Shopping mall in Hammond, Indiana, US (1954–2006)

Woodmar Mall was an indoor shopping mall located at Indianapolis Boulevard between 165th Street and 167th Street in Hammond, Indiana. It opened in 1954 and was anchored by Carson Pirie Scott and Co. The mall was closed and demolished in 2006 except for the Carson's store which remained open until 2018 and which was demolished in 2019. The site is now occupied by the Hammond Sportsplex & Community Center.

==History==
The Chicago-based developers Landau & Heyman purchased a 20-acre lot in the Woodmar neighborhood of Hammond, Indiana in 1953. They commissioned architect Victor Gruen, who designed the mall as a "v" with a Carson Pirie Scott and Co. store in the center. The shopping center was constructed at a cost of $3 million and opened in early 1954 with eight stores including J. J. Newberry and National Supermarkets. Fourteen additional stores opened on May 19 of that same year. The Carson's store was the first one established by the Chicago-based merchant in the state of Indiana and opened on November 1, 1954. In 1964, the Carson's store was expanded from 65,000 sq. ft. to 115,000 with the addition of a third floor. The following year, the mall was enclosed.

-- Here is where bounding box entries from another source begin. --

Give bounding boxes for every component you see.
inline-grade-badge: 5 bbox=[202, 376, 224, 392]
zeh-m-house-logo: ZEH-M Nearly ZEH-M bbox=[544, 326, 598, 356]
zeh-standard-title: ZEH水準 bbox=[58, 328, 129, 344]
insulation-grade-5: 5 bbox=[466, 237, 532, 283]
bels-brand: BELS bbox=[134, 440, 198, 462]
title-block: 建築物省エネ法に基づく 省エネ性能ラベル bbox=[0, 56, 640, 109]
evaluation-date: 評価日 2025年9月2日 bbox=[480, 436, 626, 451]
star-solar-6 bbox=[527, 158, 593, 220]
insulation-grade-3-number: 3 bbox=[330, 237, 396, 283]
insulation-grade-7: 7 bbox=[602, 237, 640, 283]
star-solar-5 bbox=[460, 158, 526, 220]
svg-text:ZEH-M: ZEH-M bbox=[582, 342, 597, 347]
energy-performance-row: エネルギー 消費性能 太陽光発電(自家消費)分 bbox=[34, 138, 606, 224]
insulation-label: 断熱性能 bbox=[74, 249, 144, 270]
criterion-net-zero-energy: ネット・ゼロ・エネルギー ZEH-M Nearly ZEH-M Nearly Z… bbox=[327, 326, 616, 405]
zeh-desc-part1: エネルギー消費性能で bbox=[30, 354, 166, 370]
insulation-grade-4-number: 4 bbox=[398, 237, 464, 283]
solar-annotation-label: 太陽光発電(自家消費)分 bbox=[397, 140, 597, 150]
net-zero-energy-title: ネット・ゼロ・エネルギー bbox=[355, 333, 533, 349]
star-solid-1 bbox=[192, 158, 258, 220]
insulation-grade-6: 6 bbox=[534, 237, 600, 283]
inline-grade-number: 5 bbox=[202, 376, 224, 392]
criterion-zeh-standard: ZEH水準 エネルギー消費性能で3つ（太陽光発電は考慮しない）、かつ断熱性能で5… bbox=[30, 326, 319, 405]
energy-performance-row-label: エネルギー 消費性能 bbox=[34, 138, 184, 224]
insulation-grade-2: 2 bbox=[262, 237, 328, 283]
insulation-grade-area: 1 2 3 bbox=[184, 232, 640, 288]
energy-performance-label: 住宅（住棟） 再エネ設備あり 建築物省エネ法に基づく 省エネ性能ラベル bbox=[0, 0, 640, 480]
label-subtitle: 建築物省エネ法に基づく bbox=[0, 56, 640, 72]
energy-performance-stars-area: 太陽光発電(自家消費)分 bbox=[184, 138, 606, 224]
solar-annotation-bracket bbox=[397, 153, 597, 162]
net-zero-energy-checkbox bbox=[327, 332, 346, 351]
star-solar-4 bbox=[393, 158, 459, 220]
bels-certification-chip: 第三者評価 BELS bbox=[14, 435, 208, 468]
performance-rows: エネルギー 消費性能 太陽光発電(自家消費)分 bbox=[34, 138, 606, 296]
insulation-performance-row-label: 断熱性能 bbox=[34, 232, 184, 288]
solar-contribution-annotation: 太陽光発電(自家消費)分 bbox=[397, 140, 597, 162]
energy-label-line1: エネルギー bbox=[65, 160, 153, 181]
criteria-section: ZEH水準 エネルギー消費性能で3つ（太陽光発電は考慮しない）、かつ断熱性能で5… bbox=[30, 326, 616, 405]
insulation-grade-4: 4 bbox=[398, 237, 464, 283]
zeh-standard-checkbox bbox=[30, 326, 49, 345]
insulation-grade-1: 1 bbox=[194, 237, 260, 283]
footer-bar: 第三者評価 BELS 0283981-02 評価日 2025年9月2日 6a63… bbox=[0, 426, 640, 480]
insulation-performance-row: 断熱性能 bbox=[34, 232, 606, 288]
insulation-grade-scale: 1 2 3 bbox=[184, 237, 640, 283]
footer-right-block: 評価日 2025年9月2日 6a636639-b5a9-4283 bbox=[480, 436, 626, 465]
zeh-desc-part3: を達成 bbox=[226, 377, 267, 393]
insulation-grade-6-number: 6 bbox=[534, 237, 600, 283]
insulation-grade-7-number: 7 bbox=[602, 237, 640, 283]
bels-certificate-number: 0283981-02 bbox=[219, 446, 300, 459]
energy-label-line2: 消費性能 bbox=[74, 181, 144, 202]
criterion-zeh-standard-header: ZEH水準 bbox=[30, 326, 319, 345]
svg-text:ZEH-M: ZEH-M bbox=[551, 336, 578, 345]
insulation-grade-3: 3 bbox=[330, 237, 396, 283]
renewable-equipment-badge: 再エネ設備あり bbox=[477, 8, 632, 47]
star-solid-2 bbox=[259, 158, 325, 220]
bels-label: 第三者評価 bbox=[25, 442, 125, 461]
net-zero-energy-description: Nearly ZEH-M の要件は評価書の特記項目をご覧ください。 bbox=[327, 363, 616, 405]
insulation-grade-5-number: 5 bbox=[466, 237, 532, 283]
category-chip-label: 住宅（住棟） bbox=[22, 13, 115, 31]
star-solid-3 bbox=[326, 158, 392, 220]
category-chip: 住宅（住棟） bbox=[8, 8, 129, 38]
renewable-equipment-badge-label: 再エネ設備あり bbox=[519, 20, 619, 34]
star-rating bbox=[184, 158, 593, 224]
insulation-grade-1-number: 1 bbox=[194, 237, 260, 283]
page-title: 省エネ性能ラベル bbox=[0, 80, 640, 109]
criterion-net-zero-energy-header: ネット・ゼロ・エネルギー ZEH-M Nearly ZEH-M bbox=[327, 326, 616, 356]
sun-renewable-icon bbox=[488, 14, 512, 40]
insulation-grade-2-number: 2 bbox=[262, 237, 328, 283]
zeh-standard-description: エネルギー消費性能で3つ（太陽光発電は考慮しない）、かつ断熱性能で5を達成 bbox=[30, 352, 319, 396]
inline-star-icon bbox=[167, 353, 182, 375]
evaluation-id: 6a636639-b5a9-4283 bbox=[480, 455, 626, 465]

After J.J. Newberry left the mall, its former space was subdivided into a 15-store "mini mall" called the "Court of Lions" which opened in September 1975. This generated three times the rent the Newberry's store had provided and a combined business volume "between three and four times that of the variety store." The Court of Lions saw its revenues increase by 50% over the course of the next three years. It was modeled after the Court of the Lions in Granada, Spain. A similar mini-mall, the "Court of Turtles" opened in 1977 in the space originally occupied by National Supermarkets. Plans in the early 1980s to add two additional anchor stores were cancelled due to a recession and high interest rates. A renovation of the mall began in 1987 and was completed in 1990. In January 1999, a Dominick's (now Food 4 Less) grocery store opened on the west side of the mall's outlot. A Walmart store then opened in the surrounding area on June 14, 2000.

Long-term competition from the River Oaks Center in Calumet City, Illinois and Southlake Mall in Hobart, Indiana drew business away from Woodmar and led to the mall's decline. By 2004, fewer than a dozen stores remained open. In February 2006, the decision was made to demolish the mall except for the Carson's store. The Hammond Redevelopment Commission announced plans in June 2016 for a $12 million sports complex to be built on the site of the former mall. The Carson's store closed in 2018 as part of its parent company's liquidation. The Hammond Sportsplex & Community Center opened on the site of the former Woodmar Mall in September 2018. Demolition of the former Carson's store began in August 2019.